Su propuesta divide. Koeman ha apostado por rejuvenecer la selección, ha dado espacio a una nueva generación de talentos, pero el estilo no siempre encaja con la tradición. El fútbol neerlandés se construyó sobre la idea ofensiva de Rinus Michels y Johan Cruyff, sobre la vocación de atacar siempre un poco más. Esta Oranje, a ratos más pragmática, no convence a todos. El país que hizo del romanticismo táctico una bandera mira con lupa cada matiz.
Memphis, el último gran símbolo
En medio de esa tensión entre pasado y presente, un nombre sigue en el centro de todo: Memphis Depay. Ya no compite en Europa y probablemente afronta su último gran torneo con la selección, pero continúa siendo la figura que marca el pulso del equipo.
Los números hablan solos. Máximo goleador histórico de la selección neerlandesa, Memphis ha superado a leyendas como Robin van Persie, Dennis Bergkamp, Arjen Robben y Ruud van Nistelrooy, con 55 goles internacionales. Una marca que lo coloca en la cima de una lista sagrada para el fútbol del país.
Koeman necesita sus goles como nunca. En un momento en el que Países Bajos no dispone de un ‘9’ clásico de talla mundial, el delantero de Corinthians vuelve a ser la referencia. Fue el motor ofensivo en la fase de clasificación y mantiene una media cercana a un tanto cada dos partidos con la Oranje. Sin embargo, hay una espina: solo seis de esos goles han llegado en grandes torneos. El escenario es perfecto para que corrija esa estadística o para que esa carencia se convierta en un tema recurrente del verano neerlandés.
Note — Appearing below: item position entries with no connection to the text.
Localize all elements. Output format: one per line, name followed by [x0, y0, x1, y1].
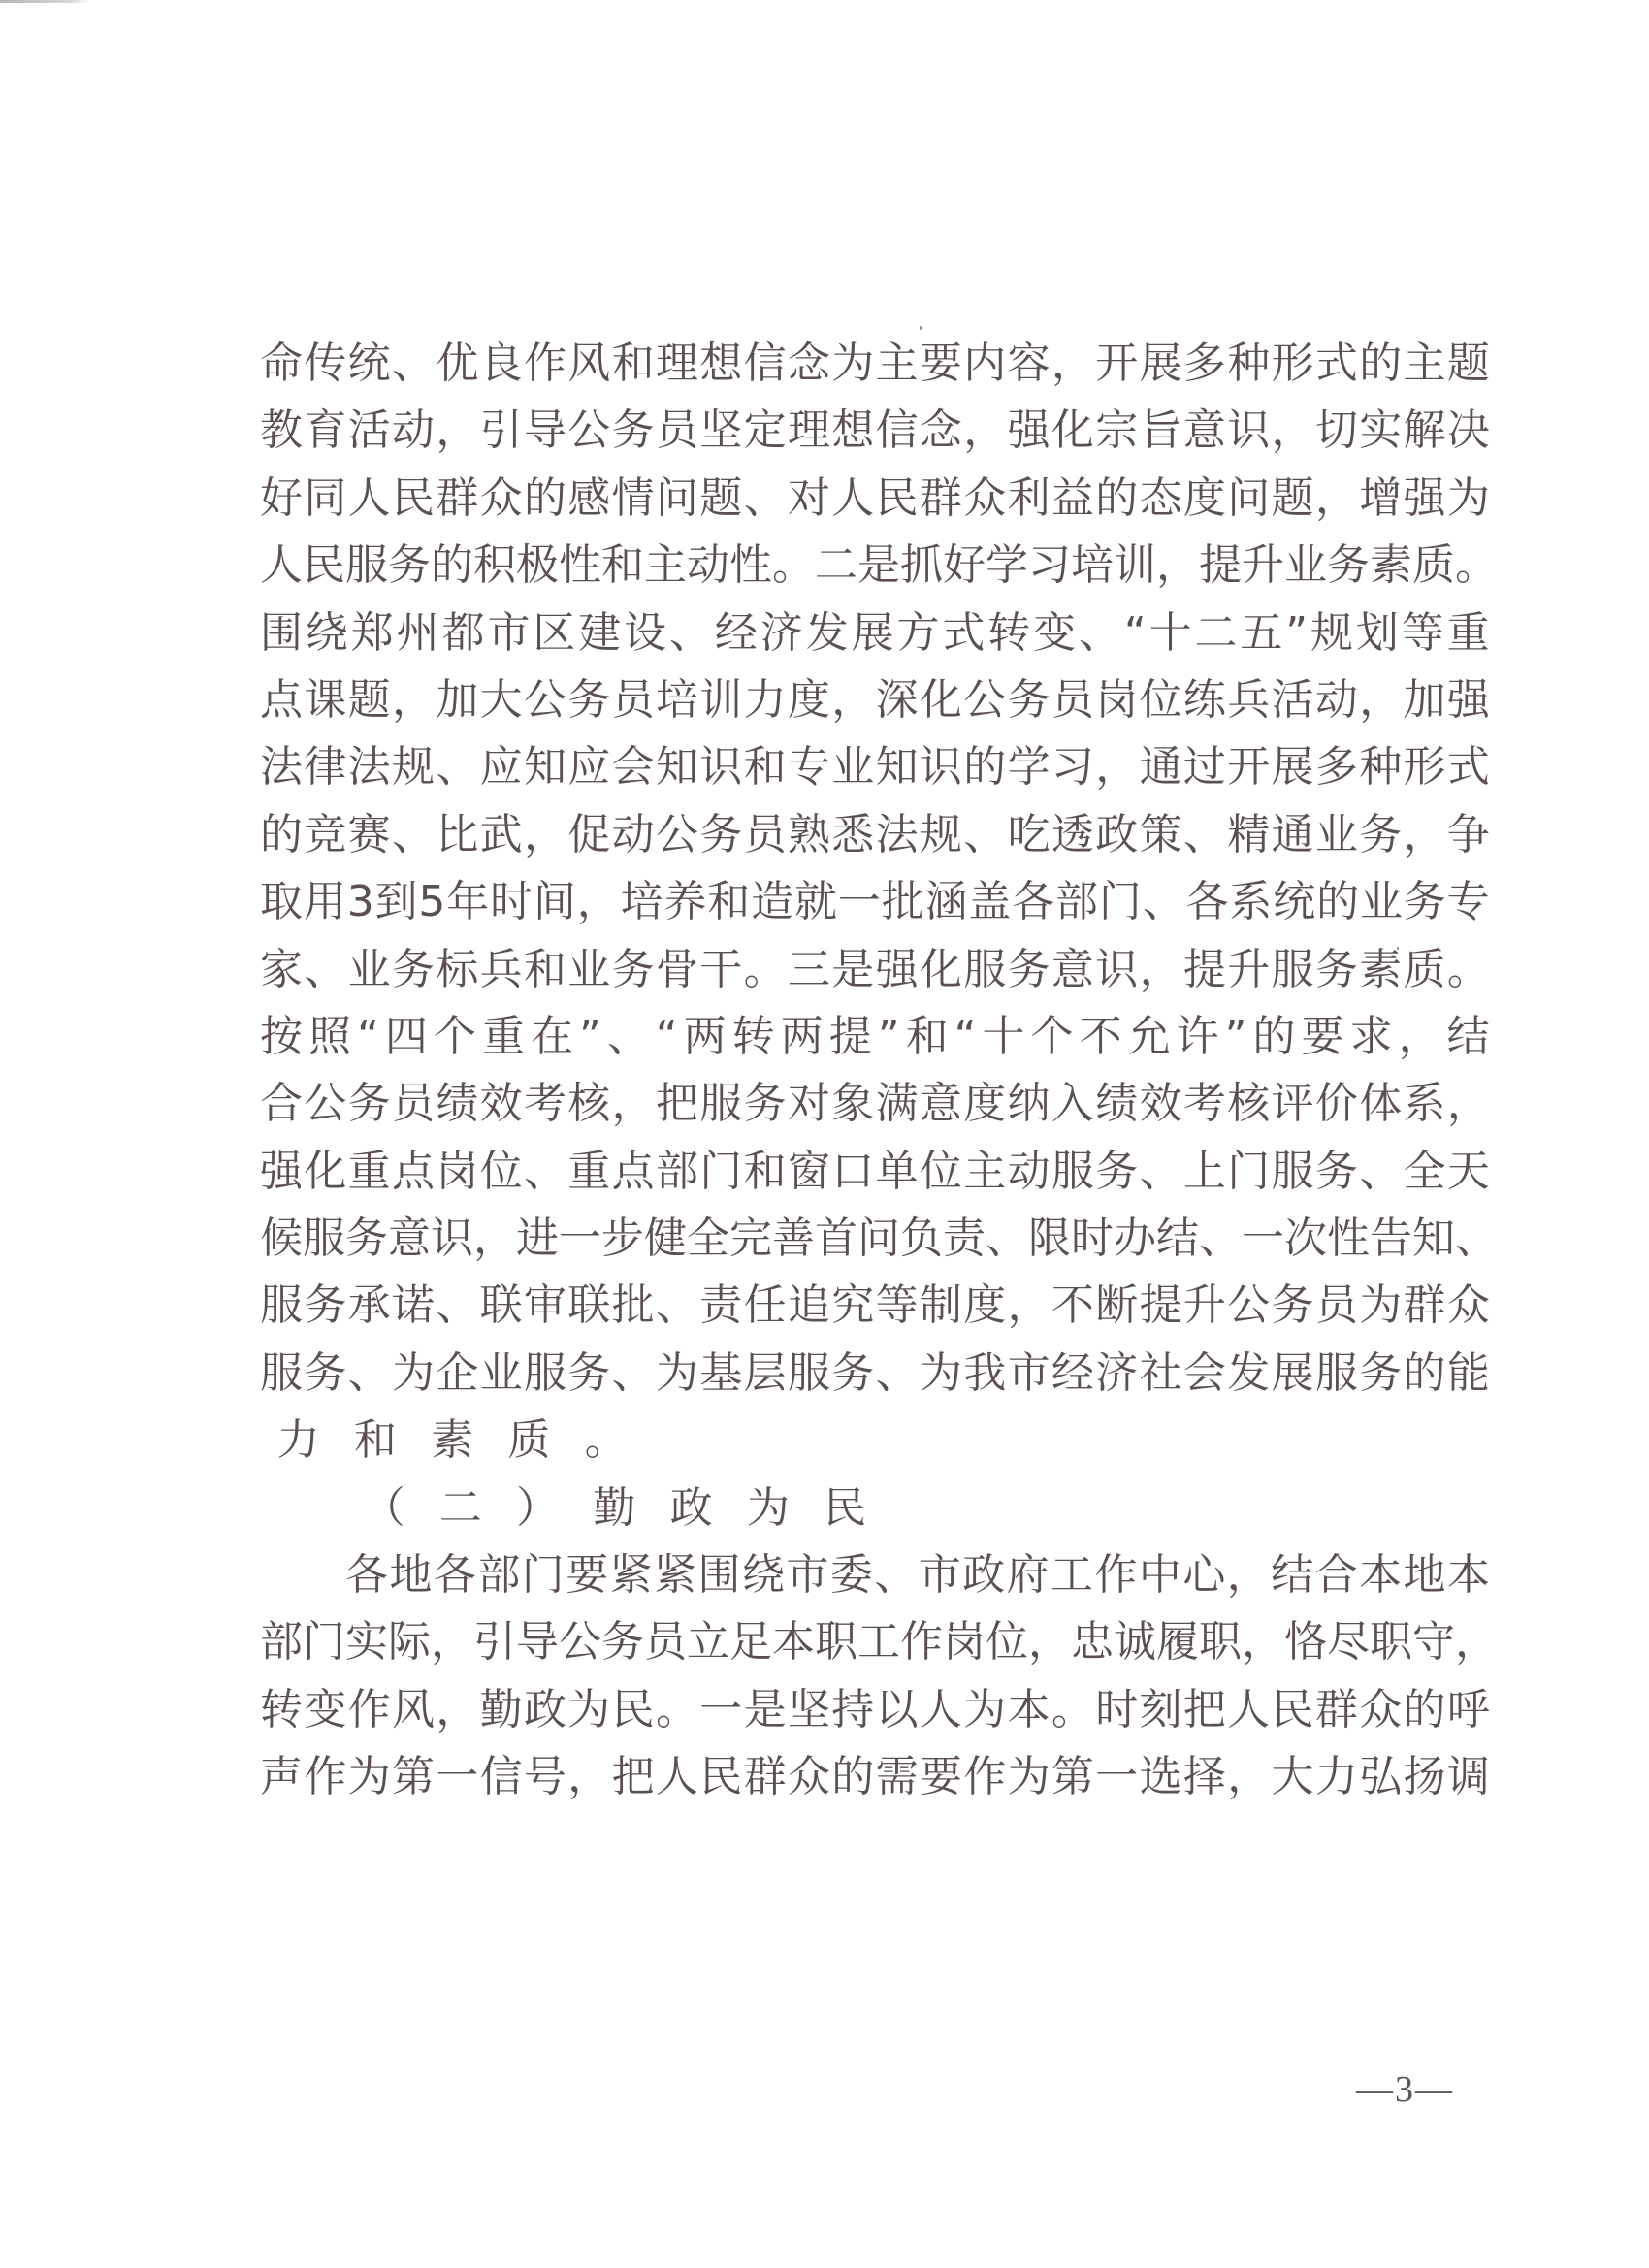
text-line: 强化重点岗位、重点部门和窗口单位主动服务、上门服务、全天	[260, 1138, 1490, 1205]
text-line: 按照“四个重在”、“两转两提”和“十个不允许”的要求，结	[260, 1003, 1490, 1070]
text-line: 候服务意识，进一步健全完善首问负责、限时办结、一次性告知、	[260, 1205, 1490, 1272]
page-number: —3—	[1356, 2068, 1454, 2111]
text-line: 各地各部门要紧紧围绕市委、市政府工作中心，结合本地本	[260, 1541, 1490, 1608]
text-line: 转变作风，勤政为民。一是坚持以人为本。时刻把人民群众的呼	[260, 1676, 1490, 1743]
text-line: 服务承诺、联审联批、责任追究等制度，不断提升公务员为群众	[260, 1272, 1490, 1339]
text-line: 人民服务的积极性和主动性。二是抓好学习培训，提升业务素质。	[260, 532, 1490, 599]
scan-edge-artifact	[0, 0, 89, 3]
text-line: 法律法规、应知应会知识和专业知识的学习，通过开展多种形式	[260, 733, 1490, 800]
paragraph: 各地各部门要紧紧围绕市委、市政府工作中心，结合本地本部门实际，引导公务员立足本职…	[260, 1541, 1502, 1811]
text-line: 取用3到5年时间，培养和造就一批涵盖各部门、各系统的业务专	[260, 868, 1490, 935]
text-line: 好同人民群众的感情问题、对人民群众利益的态度问题，增强为	[260, 465, 1490, 532]
text-line: 点课题，加大公务员培训力度，深化公务员岗位练兵活动，加强	[260, 666, 1490, 733]
section-heading: （二）勤政为民	[260, 1474, 1502, 1541]
text-line: 力和素质。	[260, 1407, 1490, 1474]
text-line: 部门实际，引导公务员立足本职工作岗位，忠诚履职，恪尽职守，	[260, 1608, 1490, 1675]
text-line: （二）勤政为民	[260, 1474, 1490, 1541]
text-line: 的竞赛、比武，促动公务员熟悉法规、吃透政策、精通业务，争	[260, 801, 1490, 868]
text-line: 声作为第一信号，把人民群众的需要作为第一选择，大力弘扬调	[260, 1743, 1490, 1810]
text-line: 服务、为企业服务、为基层服务、为我市经济社会发展服务的能	[260, 1340, 1490, 1407]
text-line: 命传统、优良作风和理想信念为主要内容，开展多种形式的主题	[260, 330, 1490, 397]
text-line: 围绕郑州都市区建设、经济发展方式转变、“十二五”规划等重	[260, 599, 1490, 666]
text-line: 合公务员绩效考核，把服务对象满意度纳入绩效考核评价体系，	[260, 1070, 1490, 1137]
document-page: 命传统、优良作风和理想信念为主要内容，开展多种形式的主题教育活动，引导公务员坚定…	[260, 330, 1502, 1811]
paragraph: 命传统、优良作风和理想信念为主要内容，开展多种形式的主题教育活动，引导公务员坚定…	[260, 330, 1502, 1474]
text-line: 教育活动，引导公务员坚定理想信念，强化宗旨意识，切实解决	[260, 397, 1490, 464]
text-line: 家、业务标兵和业务骨干。三是强化服务意识，提升服务素质。	[260, 936, 1490, 1003]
Brobbey, del tropiezo al papel de arma secreta
Detrás de Memphis asoma una figura que simboliza bien la nueva etapa: Brian Brobbey. Formado en la academia del Ajax, su paso por RB Leipzig fue duro. En Alemania se le colgó demasiado rápido la etiqueta de fracaso. Parecía otro talento precoz que se quedaba a mitad de camino.
Su respuesta llegó lejos de casa. En Inglaterra, con el Sunderland, el delantero de 24 años se reinventó. Recuperó confianza, minutos y gol. Su apodo, ‘Brobbeast’, no es casualidad. Fuerte, explosivo, difícil de mover, anotó siete goles en 31 partidos de Premier League y fue pieza clave en la sorprendente clasificación del club para la próxima Europa League.
Pero reducirlo a un tanque de área sería injusto. Brobbey combina potencia con velocidad, sabe fijar centrales, puede jugar solo arriba y, sobre todo, ha recuperado el instinto para decidir partidos. Durante un tiempo se le presentó como “el nuevo Romelu Lukaku”. Hoy ya no necesita comparaciones: se ha ganado su propio nombre y se ha convertido en un espejo para los jóvenes delanteros.
Koeman lo sabe. En un torneo largo, con partidos cerrados y defensas cada vez más bajas, un delantero como Brobbey puede cambiar una eliminatoria en 20 minutos. Puede ser ese recurso que no aparece en los pósters, pero que define una campaña.
Un gigante a medio camino entre la nostalgia y la ambición
Países Bajos llega, una vez más, con más preguntas que certezas. Tiene jerarquía, talento y un puñado de figuras capaces de inclinar cualquier noche. También arrastra dudas en el juego, bajas sensibles y una discusión permanente sobre su identidad.
No encabeza las quinielas, pero acecha desde la segunda fila. Ahí, donde se mueven los equipos que no necesitan ruido para hacer daño. La cuestión es sencilla y brutal: ¿será esta Oranje otro capítulo de “casi” o el torneo en el que, por fin, convierta su condición de tapado en algo mucho más incómodo para el resto de Europa?